After the reconstruction, Shelton said she went ahead and elected to have her ovaries taken out.

Shelton said the breast and ovarian cancer gene can be passed down to her children. She has one son, and added that he’ll be tested when he turns 19.

During her treatment, Shelton said she went through eight rounds of chemotherapy.

“I didn’t have to do radiation,” she said. “My side effects were minimal. They try to treat you for nausia and things when they give you the chemo. It was pretty intimidating when I got to the treatments.”

Shelton said the nurses were dressed head to toe in protective wear as the treatments were pretty toxic.

Shelton said what helped her get through the ordeal were God, family and community.

“I had friends, just people reach out to me, even strangers,” she said. “It was a shock, and I had my moment where I cried in the beginning. I just had this feeling that everything was going to be OK.

“I kept working,” she said. “I was teaching at the time.
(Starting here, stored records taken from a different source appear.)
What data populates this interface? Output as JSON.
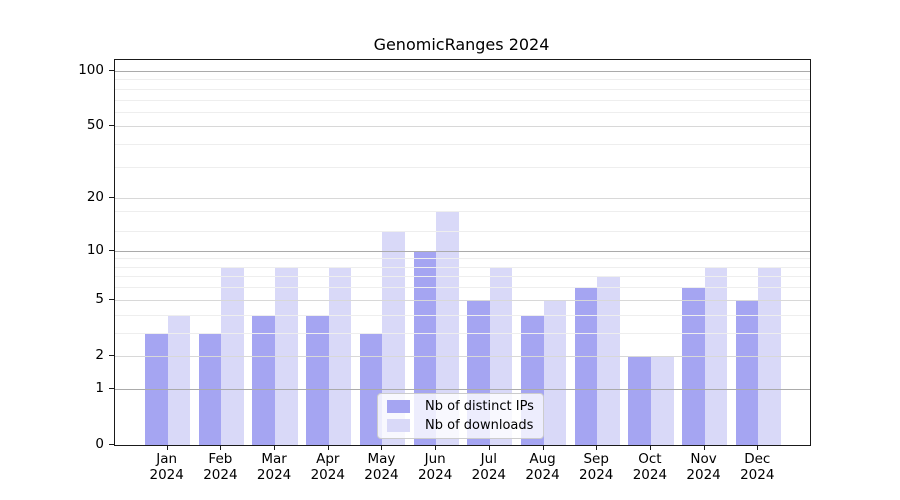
{
  "figure": {
    "title": "GenomicRanges 2024"
  },
  "y_axis": {
    "tick_labels": [
      "0",
      "1",
      "2",
      "5",
      "10",
      "20",
      "50",
      "100"
    ],
    "tick_values": [
      0,
      1,
      2,
      5,
      10,
      20,
      50,
      100
    ]
  },
  "x_axis": {
    "months": [
      "Jan",
      "Feb",
      "Mar",
      "Apr",
      "May",
      "Jun",
      "Jul",
      "Aug",
      "Sep",
      "Oct",
      "Nov",
      "Dec"
    ],
    "year": "2024"
  },
  "legend": {
    "items": [
      {
        "label": "Nb of distinct IPs",
        "color": "#a5a5f2"
      },
      {
        "label": "Nb of downloads",
        "color": "#d9d9f8"
      }
    ]
  },
  "grid": {
    "strong_lines": [
      1,
      10,
      100
    ],
    "medium_lines": [
      2,
      5,
      20,
      50
    ],
    "minor_lines": [
      3,
      4,
      6,
      7,
      8,
      9,
      13,
      17,
      30,
      40,
      60,
      70,
      80,
      90
    ]
  },
  "chart_data": {
    "type": "bar",
    "title": "GenomicRanges 2024",
    "categories": [
      "Jan 2024",
      "Feb 2024",
      "Mar 2024",
      "Apr 2024",
      "May 2024",
      "Jun 2024",
      "Jul 2024",
      "Aug 2024",
      "Sep 2024",
      "Oct 2024",
      "Nov 2024",
      "Dec 2024"
    ],
    "series": [
      {
        "name": "Nb of distinct IPs",
        "color": "#a5a5f2",
        "values": [
          3,
          3,
          4,
          4,
          3,
          10,
          5,
          4,
          6,
          2,
          6,
          5
        ]
      },
      {
        "name": "Nb of downloads",
        "color": "#d9d9f8",
        "values": [
          4,
          8,
          8,
          8,
          13,
          17,
          8,
          5,
          7,
          2,
          8,
          8
        ]
      }
    ],
    "yscale": "log1p",
    "yticks": [
      0,
      1,
      2,
      5,
      10,
      20,
      50,
      100
    ],
    "ylim": [
      0,
      103
    ],
    "xlabel": "",
    "ylabel": "",
    "grid": "horizontal, drawn over bars",
    "legend_position": "inside axes, lower center-left"
  }
}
My doctor told me that at the point I was at, you’re the only patient that I’ve seen keeping working.”

Shelton, who works at Atmore Flower Shop, said October became something personal to her because it does bring an awareness.

“It became personal since I went through it,” she said. “I’m kind of looking into doing the breast cancer walk we’re having for Williams Station Day. I‘ve never participated in anything like that, but I think that would really mean something to me, knowing I made it through and that I’m out there walking for myself and other women.”